The stakes are high. Unlike efforts to use Internet buzz to predict which “American Idol” contestant is likely to win, tools to predict when seasonal influenza will peak (usually between November and April) can save lives and certainly money, as the authorities can schedule inoculations, increase staff at hospitals and order delivery of treatments.

“This is why everyone is looking,” Dr. Polgreen said. “With better information, you can plan for the future, especially in the context of influenza, where there is a vaccination and medicine. If you have one to two weeks, you can make sure you have the right kind of antivirals.”

True to Google’s belief in the algorithm, Flu Trends takes reams of data and applies a formula to try to impose some meaning.

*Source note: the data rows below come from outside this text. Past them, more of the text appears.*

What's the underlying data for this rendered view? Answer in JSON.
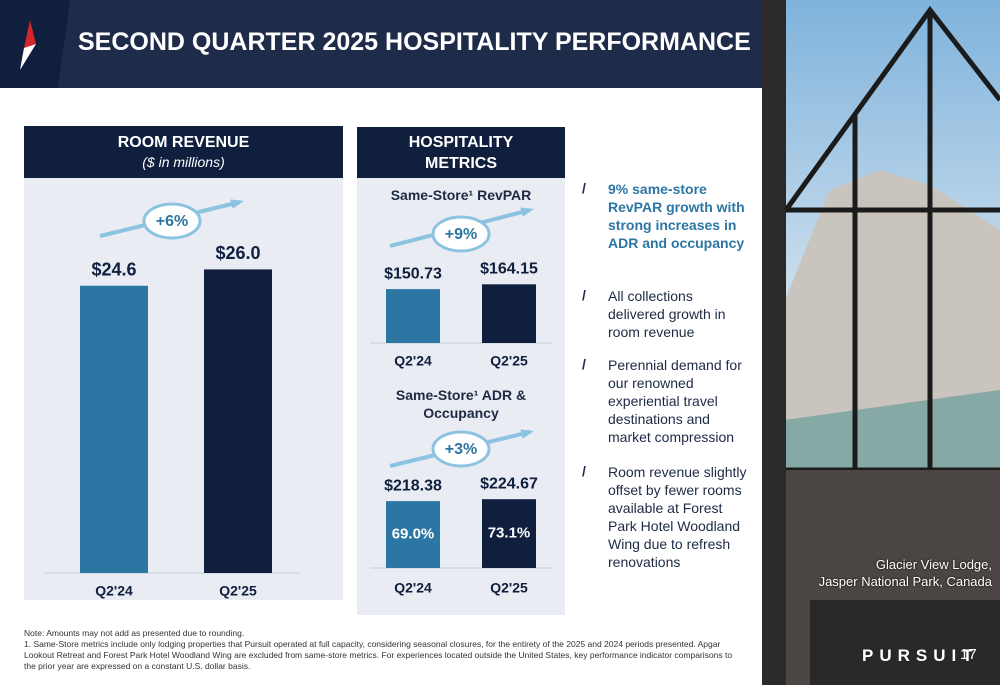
{
  "header": {
    "title": "SECOND QUARTER 2025 HOSPITALITY PERFORMANCE"
  },
  "panel_title": "HOSPITALITY METRICS",
  "chart_data": [
    {
      "type": "bar",
      "title": "ROOM REVENUE",
      "subtitle": "($ in millions)",
      "categories": [
        "Q2'24",
        "Q2'25"
      ],
      "values": [
        24.6,
        26.0
      ],
      "value_labels": [
        "$24.6",
        "$26.0"
      ],
      "colors": [
        "#2c76a3",
        "#0f1f3d"
      ],
      "ylim": [
        0,
        34
      ],
      "annotation": "+6%"
    },
    {
      "type": "bar",
      "title": "Same-Store¹ RevPAR",
      "categories": [
        "Q2'24",
        "Q2'25"
      ],
      "values": [
        150.73,
        164.15
      ],
      "value_labels": [
        "$150.73",
        "$164.15"
      ],
      "colors": [
        "#2c76a3",
        "#0f1f3d"
      ],
      "ylim": [
        0,
        400
      ],
      "annotation": "+9%"
    },
    {
      "type": "bar",
      "title": "Same-Store¹ ADR & Occupancy",
      "categories": [
        "Q2'24",
        "Q2'25"
      ],
      "values": [
        218.38,
        224.67
      ],
      "value_labels": [
        "$218.38",
        "$224.67"
      ],
      "inner_values": [
        69.0,
        73.1
      ],
      "inner_labels": [
        "69.0%",
        "73.1%"
      ],
      "colors": [
        "#2c76a3",
        "#0f1f3d"
      ],
      "ylim": [
        0,
        320
      ],
      "annotation": "+3%"
    }
  ],
  "bullets": [
    "9% same-store RevPAR growth with strong increases in ADR and occupancy",
    "All collections delivered growth in room revenue",
    "Perennial demand for our renowned experiential travel destinations and market compression",
    "Room revenue slightly offset by fewer rooms available at Forest Park Hotel Woodland Wing due to refresh renovations"
  ],
  "caption": [
    "Glacier View Lodge,",
    "Jasper National Park, Canada"
  ],
  "notes": [
    "Note: Amounts may not add as presented due to rounding.",
    "1. Same-Store metrics include only lodging properties that Pursuit operated at full capacity, considering seasonal closures, for the entirety of the 2025 and 2024 periods presented. Apgar Lookout Retreat and Forest Park Hotel Woodland Wing are excluded from same-store metrics. For experiences located outside the United States, key performance indicator comparisons to the prior year are expressed on a constant U.S. dollar basis."
  ],
  "footer": {
    "logo": "PURSUIT",
    "page": "17"
  }
}
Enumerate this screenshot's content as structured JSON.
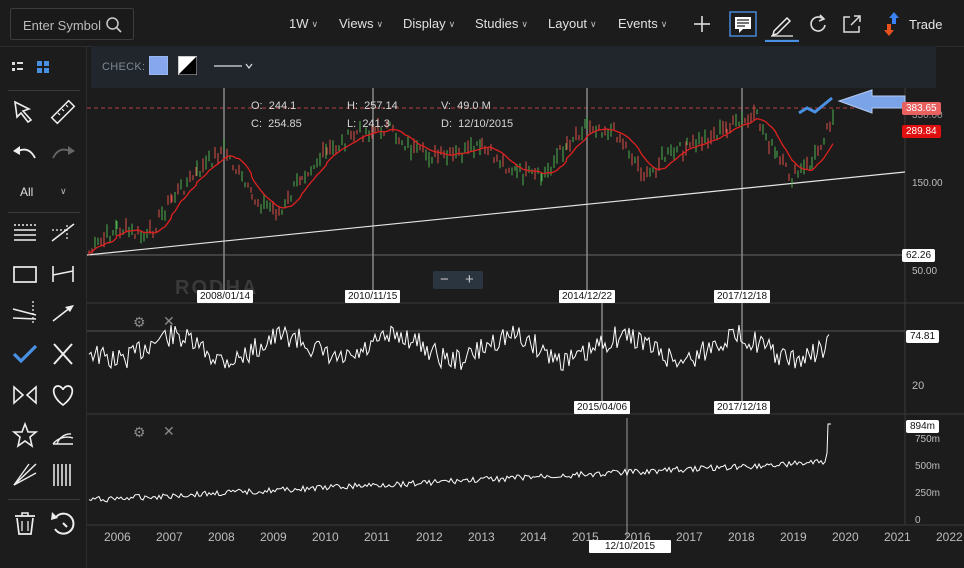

In an article published in Nature in February, Mr. Ginsberg and his five fellow authors described collecting two piles of information — five years of material from the government tracking how often patients reported flulike symptoms and five years of Google search data — and then trying to find some overlap. Does, say, a spike in interest in what is the best type of thermometer, or where the nearest emergency room is, really mean more people are visiting doctors with flulike symptoms?

The connection merely had to show up over and over. If it turns out that before a flu takes hold, people have a mysterious hankering for frozen raspberries, Flu Trends would add that search to the algorithm.

This method, called surveillance among health care professionals, is not new. In the past, surveillance meant looking for spikes in purchases of cold medicine at the pharmacy. And the challenge in both offline and online surveillance is to ignore the “noise” and focus on what really matters. Offline noise could be a coupon discounting cough medicine — leading to a sharp increase in sales that has nothing to do with the health of the population. Online, noise is everywhere.

“The problem is always the noise,” said Alessio Signorini, a Ph.D. candidate in computer science at the University of Iowa who is analyzing Twitter for what it shows about the outbreak. “Looking for the term ‘swine flu’ is not what you would look for if you wanted to predict an outbreak. You want to look for symptoms.”

But, Mr. Signorini added: “Twitter gives you a unique possibility. People are more likely to say I feel terrible on Twitter, rather than going to the doctor.”

He says he is continuously amazed at what people will share. “On Twitter, nobody says they have an S.T.D., but they say they are taking the medicine for chlamydia and complain about the side effects.”

And it is that candid behavior that gives Mr. Signorini hope that social networking sites will be an important tool for public health officials.

For Mr. Ginsberg of Google, Flu Trends’ sober response to the swine flu outbreak last week was very useful to the public.

“When early reports of possible swine flu cases were circulating last week,” he wrote in an e-mail response to questions, “it could have been the case that hundreds of thousands of people would fall ill within a matter of days. This did not transpire, and by looking at Flu Trends data last week, we could gain some confidence that the epidemic was not likely spreading at this pace through the population.”